The Spring Reckoning, May 2026
Every year the gardens wake up before I do.
The daffodils emerge through dead leaves. The grapevines begin to bud. The grasses left standing through winter fall apart as new growth struggles to break through. The conifers push bright green candles at their tips. And every year, usually sometime in April, I begin the long process of bringing everything back to life.
This year I was late. Florida stretched into May, and when I returned to New York the gardens were already way ahead of me. Weeds had begun their relentless invasion. Dead perennial stalks still stood where winter left them. Mulch had faded to gray. The whole property had a look of neglect.
Weedy Neglect
Spring cleanup here is not a weekend project. Its a season.
Every year I order a truckload of mulch. The work begins with cutting back all the dead growth from the previous year. Then the beds must be weeded, edged, cultivated, replanted, and remulched. Anything lost over winter gets replaced. Anything that spread too aggressively gets divided or removed.
And there are many beds.
Along the road that borders the driveway runs a conifer garden nearly 150 feet long. Blues, yellows, deep greens. Low spreading junipers beside upright evergreens. Small burgundy sand cherries scattered through the composition like brushstrokes of dark wine color against the greens.
Conifer Garden
Closer to the house sits a raised stone bed with a birdhouse mounted high on a pole at its center. Foundation plantings wrap the front and sides of the house.
In the backyard is the herb garden — the first garden I ever built here. It has gravel paths and beds edged with old logs recycled from the childrens playset. A green picket fence surrounds it, now tattered with age, wrapped in grapevines planted more than fifteen years ago. The fence needs replacing next year, though I love its soulful imperfection.
Time to refresh the Gravel
Near the greenhouse are perennial borders full of butterfly bush, grasses, and flowers meant to carry movement and color through summer. In winter, the tall feathered grasses become sculptures - ladies dancing in the snow and wind. The pool is surrounded by young boxwoods that I hope someday will merge into a continuous clipped wave of green.
Beyond the pool sits the flagstone firepit patio ringed with hydrangea, daisies, sedum, daylilies, ornamental grasses, snow-in-summer, and sweet woodruff spilling over the edges.
Farther south, a flagstone path leads to the peace cabin through beds of peonies, hosta, astilbe, and groundcover. Two azaleas planted there two years ago died this winter and will need to be replaced.
And beyond all of it is the food forest. Fifty-four by thirty-two feet, enclosed by a tall wood-and-wire fence with rolling barn gates. Grapevines climb the perimeter fencing. Inside are herbs, currants, gooseberries, strawberries, rhubarb, asparagus, walking onions, garlic, and elderberries. The beds are mulched with natural wood chips and edged with pavers.
The Food Forest Garden
When people imagine gardening, I think they picture peaceful afternoons clipping flowers. What they do not picture is labor.
The hauling.
The digging.
The wheelbarrows.
The endless spreading of mulch.
The sore back.
The dirt embedded beneath your fingernails for weeks.
Spreading mulch at a rate of 1 trailer load per day.
And the constant struggle to find help.
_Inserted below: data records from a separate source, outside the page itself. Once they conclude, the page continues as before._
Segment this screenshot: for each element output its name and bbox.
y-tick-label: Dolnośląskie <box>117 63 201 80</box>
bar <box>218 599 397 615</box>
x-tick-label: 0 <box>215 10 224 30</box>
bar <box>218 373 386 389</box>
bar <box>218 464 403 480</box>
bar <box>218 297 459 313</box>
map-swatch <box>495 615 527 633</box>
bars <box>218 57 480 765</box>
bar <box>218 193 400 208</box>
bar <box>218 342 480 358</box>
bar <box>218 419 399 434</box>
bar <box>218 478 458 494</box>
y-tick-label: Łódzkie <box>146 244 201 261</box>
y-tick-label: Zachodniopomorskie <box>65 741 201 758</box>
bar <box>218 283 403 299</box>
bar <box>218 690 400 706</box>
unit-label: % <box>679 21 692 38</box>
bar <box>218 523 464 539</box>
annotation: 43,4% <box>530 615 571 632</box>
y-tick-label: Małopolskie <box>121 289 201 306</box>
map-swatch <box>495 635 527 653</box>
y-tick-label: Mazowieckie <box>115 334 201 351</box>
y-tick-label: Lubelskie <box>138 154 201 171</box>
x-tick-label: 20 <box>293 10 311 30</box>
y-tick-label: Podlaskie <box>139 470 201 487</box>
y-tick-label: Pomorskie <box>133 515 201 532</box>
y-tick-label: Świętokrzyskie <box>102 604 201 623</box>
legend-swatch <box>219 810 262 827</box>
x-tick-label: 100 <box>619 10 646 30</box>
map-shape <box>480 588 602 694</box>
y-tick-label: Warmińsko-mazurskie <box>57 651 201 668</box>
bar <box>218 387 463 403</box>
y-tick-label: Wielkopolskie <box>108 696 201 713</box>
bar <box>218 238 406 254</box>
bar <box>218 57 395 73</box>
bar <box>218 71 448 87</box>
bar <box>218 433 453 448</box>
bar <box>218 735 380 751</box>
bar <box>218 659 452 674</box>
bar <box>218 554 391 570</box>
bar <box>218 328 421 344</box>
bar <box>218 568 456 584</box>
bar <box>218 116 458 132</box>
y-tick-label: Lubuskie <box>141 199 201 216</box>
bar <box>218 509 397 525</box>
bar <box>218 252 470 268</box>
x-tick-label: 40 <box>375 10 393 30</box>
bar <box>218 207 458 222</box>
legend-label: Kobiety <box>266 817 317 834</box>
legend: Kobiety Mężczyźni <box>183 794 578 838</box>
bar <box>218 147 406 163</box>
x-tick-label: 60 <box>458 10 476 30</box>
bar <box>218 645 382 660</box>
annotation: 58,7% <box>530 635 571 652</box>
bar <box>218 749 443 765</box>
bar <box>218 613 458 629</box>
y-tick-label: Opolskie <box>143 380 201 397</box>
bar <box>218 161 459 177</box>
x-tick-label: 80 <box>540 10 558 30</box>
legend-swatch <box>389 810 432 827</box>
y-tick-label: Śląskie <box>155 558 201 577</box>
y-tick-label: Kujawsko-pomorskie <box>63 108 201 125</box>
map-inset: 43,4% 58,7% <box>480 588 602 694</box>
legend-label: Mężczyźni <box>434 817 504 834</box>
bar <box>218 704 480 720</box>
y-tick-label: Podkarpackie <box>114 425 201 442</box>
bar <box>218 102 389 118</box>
Every year this is the frustrating part.
I thought I had solved the problem this season. One of our longtime employees, owed me for his car down payment, and we arranged for him to work it off helping in the gardens for 100 hours at a reduced rate. On paper it seemed ideal. In reality, he worked six hours and then disappeared entirely.
Another employee, who works for Serge’s business as a heavy equipment operator, helped more consistently. He came over periodically throughout the cleanup season and probably gave us five solid days altogether. Without help, we really cannot manage the property.
That realization has been growing quietly in the background for several years now. What began as creativity quickly becomes never ending maintenance. That may be the central lesson of owning a large property. At first, every new bed feels exciting, a form of self-expression. You imagine future beauty but not future labor.
But gardens evolve. And eventually the thing you created begins demanding care at a scale you never fully anticipated. It now takes me one to two months every spring just to restore the beds after winter — and that assumes I have help. Lately I’ve started to come to terms that the next phase of this property won’t be about creating more gardens. It will be about simplifying them. Replacing high-maintenance perennials with flowering shrubs. Reducing edging. Reducing division and transplanting. Designing not only for beauty, but for sustainability of effort. Designing for the life I actually have instead of the life I imagined I would always have endless energy to maintain.
And yet, every spring, when I’m out in the garden as the sun is rising, when the mulch fresh and dark, when the beds are tidy and the first flowers begin to emerge, I remember exactly why I built all of it in the first place. And for a brief moment each year, the whole property feels new again.